Bollomixiana não sentia frio havia alguns anos, e Tíwaz também começava a perder essa capacidade, no entretanto, ambos tinham recaídas, febris como qualquer humano comum.
— Pode ficar todo o tempo que quiser, mas…
— Mas?
— Quero saber de que se trata, e entender a situação. Se minhas amigas têm inimigos, também tenho esses êmulos. E me interesso por seus gostos e desgostos.
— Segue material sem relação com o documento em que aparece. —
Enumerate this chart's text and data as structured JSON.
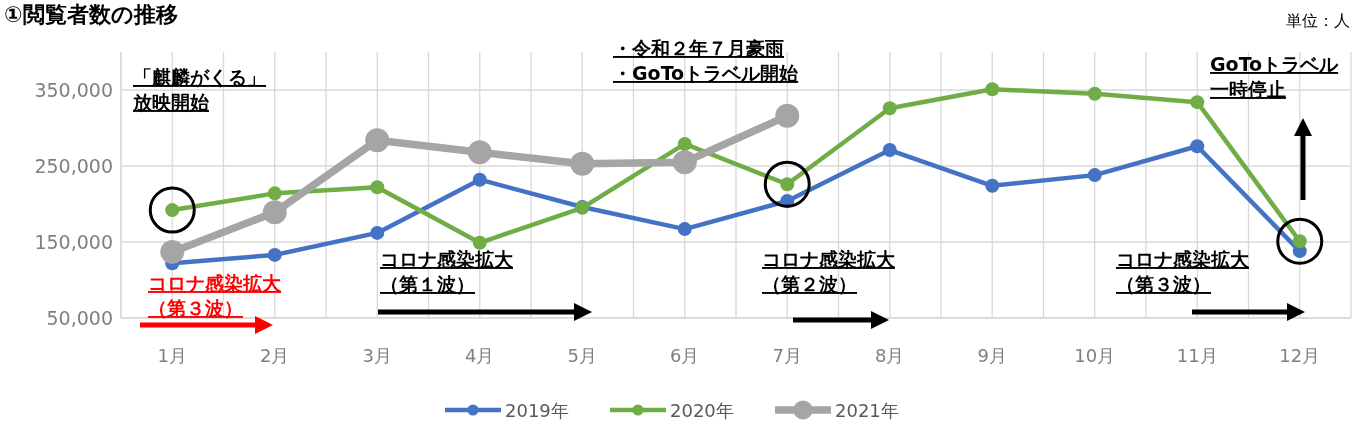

Sua irmã é fácil de lidar, afeta-a qualquer coisa com sabor adocicado, e simplifica meus dias.
Tíwaz, ainda deitado no divã, visou a poltrona onde Bollomixiana recostava-se, e os olhos dela brilharam avermelhados:
— Não preciso de sua simpatia, ou do que se vê compelido a ofertar por deduzir reter obrigação que não resguarda. Não me deve nada, eu é que estou em débito. Essa guerra não é sua.
— Não era minha guerra até hoje de manhã. Fala, que se vierem atrás de ti também preciso me proteger, afinal, estou na tua frente. Não é educação, não a possuo, é minha sobrevivência em risco.
E abriu-se Bollomixiana sem sofismas.